Soy is available in a variety of textures and styles. One great way to benefit from the protein in soy is to enjoy it in its simplest, least processed way - the soy bean. Soy beans, or sometimes called edamame, are delicious and simple. Each serving of soybeans contain between 11 and 14 grams of protein. In addition to beans, soy is also available as tempeh, soy milk and miso; each serving of these contain between 8 and 15 grams of protein per serving. As an added benefit, soy is the only plant-based source of protein that serves as a complete protein, and offers healthy carbohydrates and heart-healthy unsaturated fat.
Among grains, quinoa is the protein king. One cup of quinoa provides a whopping 24 grams of protein. While often served as a side dish, quinoa is hearty enough to be the star of any meal. For an additional protein boost, mix quinoa with delicious black beans, edamame, or soy. Quinoa travels well, making it a healthy meal for both breakfast and lunch.
Farro is a nutty flavored grain that resembles a mix between quinoa and rice, with a slightly chewy texture. Farro is a great source of protein, providing 6 grams per quarter cup. While not completely gluten-free, faro is a great low-gluten, high-protein plant-based option.

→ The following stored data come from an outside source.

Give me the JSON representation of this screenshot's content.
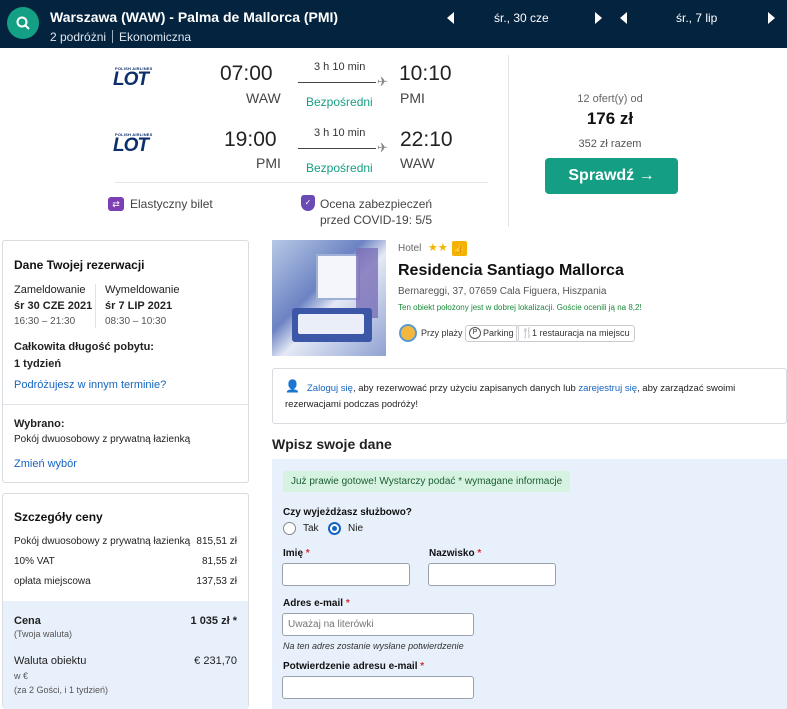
{
  "topbar": {
    "route": "Warszawa (WAW) - Palma de Mallorca (PMI)",
    "travellers": "2 podróżni",
    "cabin": "Ekonomiczna",
    "depart_date": "śr., 30 cze",
    "return_date": "śr., 7 lip"
  },
  "flights": [
    {
      "airline_small": "POLISH AIRLINES",
      "airline": "LOT",
      "dep_time": "07:00",
      "dep_airport": "WAW",
      "duration": "3 h 10 min",
      "stops": "Bezpośredni",
      "arr_time": "10:10",
      "arr_airport": "PMI"
    },
    {
      "airline_small": "POLISH AIRLINES",
      "airline": "LOT",
      "dep_time": "19:00",
      "dep_airport": "PMI",
      "duration": "3 h 10 min",
      "stops": "Bezpośredni",
      "arr_time": "22:10",
      "arr_airport": "WAW"
    }
  ],
  "flight_extras": {
    "flexible": "Elastyczny bilet",
    "covid_line1": "Ocena zabezpieczeń",
    "covid_line2": "przed COVID-19: 5/5"
  },
  "offer": {
    "count": "12 ofert(y) od",
    "price": "176 zł",
    "total": "352 zł razem",
    "button": "Sprawdź →"
  },
  "reservation": {
    "title": "Dane Twojej rezerwacji",
    "checkin_label": "Zameldowanie",
    "checkin_date": "śr 30 CZE 2021",
    "checkin_time": "16:30 – 21:30",
    "checkout_label": "Wymeldowanie",
    "checkout_date": "śr 7 LIP 2021",
    "checkout_time": "08:30 – 10:30",
    "length_label": "Całkowita długość pobytu:",
    "length_value": "1 tydzień",
    "other_dates_link": "Podróżujesz w innym terminie?",
    "selected_label": "Wybrano:",
    "selected_value": "Pokój dwuosobowy z prywatną łazienką",
    "change_link": "Zmień wybór"
  },
  "price_details": {
    "title": "Szczegóły ceny",
    "rows": [
      {
        "label": "Pokój dwuosobowy z prywatną łazienką",
        "value": "815,51 zł"
      },
      {
        "label": "10% VAT",
        "value": "81,55 zł"
      },
      {
        "label": "opłata miejscowa",
        "value": "137,53 zł"
      }
    ],
    "total_label": "Cena",
    "total_sub": "(Twoja waluta)",
    "total_value": "1 035 zł *",
    "currency_label": "Waluta obiektu",
    "currency_sub1": "w €",
    "currency_sub2": "(za 2 Gości,   i 1 tydzień)",
    "currency_value": "€ 231,70"
  },
  "hotel": {
    "label": "Hotel",
    "stars": "★★",
    "thumb": "👍",
    "name": "Residencia Santiago Mallorca",
    "address": "Bernareggi, 37, 07659 Cala Figuera, Hiszpania",
    "location_note": "Ten obiekt położony jest w dobrej lokalizacji. Goście ocenili ją na 8,2!",
    "features": [
      "Przy plaży",
      "Parking",
      "1 restauracja na miejscu"
    ]
  },
  "login": {
    "link1": "Zaloguj się",
    "text1": ", aby rezerwować przy użyciu zapisanych danych lub ",
    "link2": "zarejestruj się",
    "text2": ", aby zarządzać swoimi",
    "line2": "rezerwacjami podczas podróży!"
  },
  "form": {
    "heading": "Wpisz swoje dane",
    "ready_note": "Już prawie gotowe! Wystarczy podać * wymagane informacje",
    "business_q": "Czy wyjeżdżasz służbowo?",
    "yes": "Tak",
    "no": "Nie",
    "first_name": "Imię",
    "last_name": "Nazwisko",
    "email": "Adres e-mail",
    "email_placeholder": "Uważaj na literówki",
    "email_note": "Na ten adres zostanie wysłane potwierdzenie",
    "email_confirm": "Potwierdzenie adresu e-mail",
    "required_mark": "*"
  }
}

Perhaps the most inexpensive and widely available sources of plant-based proteins are the legumes. Seemingly available in every color and shape imaginable, legumes are also a great source of folic acid, iron and fiber. High protein varieties include white beans, black beans, kidney bean, garbanzo beans, cranberry beans, pinto beans and lentils. All varieties of beans tend to mix well with rice, quinoa or faro and provide between 14 and 17 grams of protein per cup.
Nuts have gotten a bad rap over the years. They are unfairly stereotyped as an unhealthy, fatty snack. However, research over the years has demonstrated nuts to actually be a super food - high in protein and heart-healthy unsaturated fats. Almonds, walnuts, pistachios and peanuts are excellent sources of protein, each providing about 7 grams of protein per ounce. While often high in fat and salt, selecting nut sources that are raw and unsalted tend to cut down on fat and sodium content. In addition to whole nuts, nuts are available as butters, the most common being almond and peanut butter, both excellent sources of protein; each providing around 7 grams of protein per two tablespoon serving. In addition to protein, nuts are good sources of calcium, zinc and vitamin E. Nuts and nut butters are great sources of proteins for healthy breakfast, lunch, and snacks as they are portable and travel well.